In this paper by John Baez: http://math.ucr.edu/home/baez/octonions/node6.html he says that assuming a Clifford algebra with $vw + wv = -2<v, w>$, you can see that Cliff(0) = $\mathbb{R}$, Cliff(1) = $\mathbb{C}$ and Cliff(2) = $\mathbb{H}$...
How is that possible? The minus sign would spoil everything... Thanks in advance.
Let $(V,\langle\cdot,\cdot\rangle)$ be an inner product space over $\mathbb{K}$. First, recall that the tensor algebra generated by $V$ is the vector space $$T(V)=\mathbb{K}\oplus V\oplus(V\otimes V)\oplus(V\otimes V\otimes V)\oplus\dots$$ In the text, Baez defines the Clifford algebra as an associative algebra generated by $V$ modulo the relations $$vv=-\|v\|,$$ or equivalently $$vw+wv=-2\langle v,w\rangle.$$ When he says "generated by $V$ modulo", it means that the product given by juxtaposition of elements $v,w\in V$ in the equations is defined as a product satisfying those equations. More precisely, since the product must be bilinear, the Clifford algebra will be the quotient of the tensor algebra $T(V)$ by an equivalence relation that will make those relations true.

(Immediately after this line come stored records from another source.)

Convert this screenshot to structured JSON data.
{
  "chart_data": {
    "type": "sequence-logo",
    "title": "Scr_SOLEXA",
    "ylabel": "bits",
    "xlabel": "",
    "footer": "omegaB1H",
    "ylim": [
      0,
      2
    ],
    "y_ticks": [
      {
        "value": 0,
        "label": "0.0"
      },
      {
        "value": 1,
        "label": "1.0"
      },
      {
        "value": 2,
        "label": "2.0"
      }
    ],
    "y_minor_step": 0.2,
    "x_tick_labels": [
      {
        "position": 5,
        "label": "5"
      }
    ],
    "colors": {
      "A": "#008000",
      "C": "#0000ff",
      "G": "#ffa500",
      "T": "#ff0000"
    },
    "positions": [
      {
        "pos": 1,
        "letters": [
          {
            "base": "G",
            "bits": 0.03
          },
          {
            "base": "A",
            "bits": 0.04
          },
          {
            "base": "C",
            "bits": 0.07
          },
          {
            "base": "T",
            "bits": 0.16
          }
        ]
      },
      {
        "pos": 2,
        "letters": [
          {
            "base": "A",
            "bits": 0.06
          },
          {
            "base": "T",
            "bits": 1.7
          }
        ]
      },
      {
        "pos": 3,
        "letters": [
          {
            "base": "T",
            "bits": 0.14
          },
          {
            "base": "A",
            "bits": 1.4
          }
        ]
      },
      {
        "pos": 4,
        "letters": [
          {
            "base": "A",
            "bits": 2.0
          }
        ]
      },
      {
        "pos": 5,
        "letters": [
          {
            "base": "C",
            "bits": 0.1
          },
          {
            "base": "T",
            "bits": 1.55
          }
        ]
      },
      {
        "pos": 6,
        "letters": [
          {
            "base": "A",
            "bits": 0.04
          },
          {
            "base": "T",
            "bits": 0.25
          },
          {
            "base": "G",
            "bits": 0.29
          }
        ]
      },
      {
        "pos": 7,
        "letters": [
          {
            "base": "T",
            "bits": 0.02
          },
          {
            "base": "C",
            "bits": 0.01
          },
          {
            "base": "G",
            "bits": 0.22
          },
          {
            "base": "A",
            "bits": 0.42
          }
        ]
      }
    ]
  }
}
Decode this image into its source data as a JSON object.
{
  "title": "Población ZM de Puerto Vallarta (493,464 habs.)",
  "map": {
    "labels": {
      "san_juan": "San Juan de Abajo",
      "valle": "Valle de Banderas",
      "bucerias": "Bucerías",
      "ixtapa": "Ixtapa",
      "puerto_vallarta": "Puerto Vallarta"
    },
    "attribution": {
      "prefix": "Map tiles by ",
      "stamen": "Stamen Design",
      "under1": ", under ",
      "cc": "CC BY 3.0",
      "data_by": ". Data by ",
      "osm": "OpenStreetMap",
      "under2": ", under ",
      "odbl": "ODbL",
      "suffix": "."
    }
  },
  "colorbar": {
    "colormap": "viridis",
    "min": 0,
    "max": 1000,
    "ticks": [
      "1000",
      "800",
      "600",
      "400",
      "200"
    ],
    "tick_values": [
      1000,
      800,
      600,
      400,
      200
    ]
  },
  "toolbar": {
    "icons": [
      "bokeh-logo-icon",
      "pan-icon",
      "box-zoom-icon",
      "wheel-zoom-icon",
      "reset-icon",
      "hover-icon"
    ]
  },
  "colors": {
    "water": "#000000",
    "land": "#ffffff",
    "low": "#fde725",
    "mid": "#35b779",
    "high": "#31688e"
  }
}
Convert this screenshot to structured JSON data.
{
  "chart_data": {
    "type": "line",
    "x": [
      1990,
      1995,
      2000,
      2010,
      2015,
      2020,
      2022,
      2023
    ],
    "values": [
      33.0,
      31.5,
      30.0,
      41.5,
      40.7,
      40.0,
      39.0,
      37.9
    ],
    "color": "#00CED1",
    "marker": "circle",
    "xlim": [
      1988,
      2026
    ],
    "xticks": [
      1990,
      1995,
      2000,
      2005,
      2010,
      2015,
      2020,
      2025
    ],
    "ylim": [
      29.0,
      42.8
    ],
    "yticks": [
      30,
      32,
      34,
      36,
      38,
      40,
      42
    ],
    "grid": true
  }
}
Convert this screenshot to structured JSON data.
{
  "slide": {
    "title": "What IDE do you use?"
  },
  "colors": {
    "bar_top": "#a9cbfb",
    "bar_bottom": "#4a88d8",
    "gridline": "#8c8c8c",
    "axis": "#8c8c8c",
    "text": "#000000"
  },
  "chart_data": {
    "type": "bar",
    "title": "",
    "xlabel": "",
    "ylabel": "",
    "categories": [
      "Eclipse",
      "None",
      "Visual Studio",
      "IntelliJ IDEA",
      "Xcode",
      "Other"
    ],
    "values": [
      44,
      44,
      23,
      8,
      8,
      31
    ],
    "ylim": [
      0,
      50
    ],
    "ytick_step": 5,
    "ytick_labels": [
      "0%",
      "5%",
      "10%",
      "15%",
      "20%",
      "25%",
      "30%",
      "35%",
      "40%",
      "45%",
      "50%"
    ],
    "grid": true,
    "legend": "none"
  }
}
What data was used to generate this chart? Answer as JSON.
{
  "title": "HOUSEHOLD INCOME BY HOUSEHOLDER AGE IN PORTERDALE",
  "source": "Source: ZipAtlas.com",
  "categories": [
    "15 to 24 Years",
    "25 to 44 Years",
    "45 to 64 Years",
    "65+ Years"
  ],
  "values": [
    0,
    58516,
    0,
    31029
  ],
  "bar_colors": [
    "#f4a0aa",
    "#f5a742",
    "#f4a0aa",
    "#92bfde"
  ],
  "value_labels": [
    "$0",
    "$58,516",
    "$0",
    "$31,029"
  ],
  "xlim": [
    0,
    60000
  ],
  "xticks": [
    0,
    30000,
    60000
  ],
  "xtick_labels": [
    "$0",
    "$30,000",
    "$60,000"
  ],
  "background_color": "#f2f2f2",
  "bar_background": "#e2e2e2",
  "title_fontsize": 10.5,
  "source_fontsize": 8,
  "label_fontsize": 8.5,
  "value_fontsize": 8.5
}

Aiming to be concise, let $V=\mathbb{R}^n$ and $\mathbb{K}=\mathbb{R}$. Now, if we set $n=0$, we would have $V=\{0\}$. Notice that since the juxtaposition product is bilinear, the equations above are automatically satisfied. Therefore, the Clifford algebra will be exactly the tensor algebra. However, $T(V)=\mathbb{K}\oplus\{0\}\oplus(\{0\}\otimes\{0\})\oplus\dots=\mathbb{K}=\mathbb{R}$. It yields $$\text{Cliff}(0)=\mathbb{R}.$$
Remark: the symbols $v$ and $w$ in the equations are elements of $V$, not from $\mathbb{K}$. Therefore, the example given in the comments of the question does not provide a counter-example.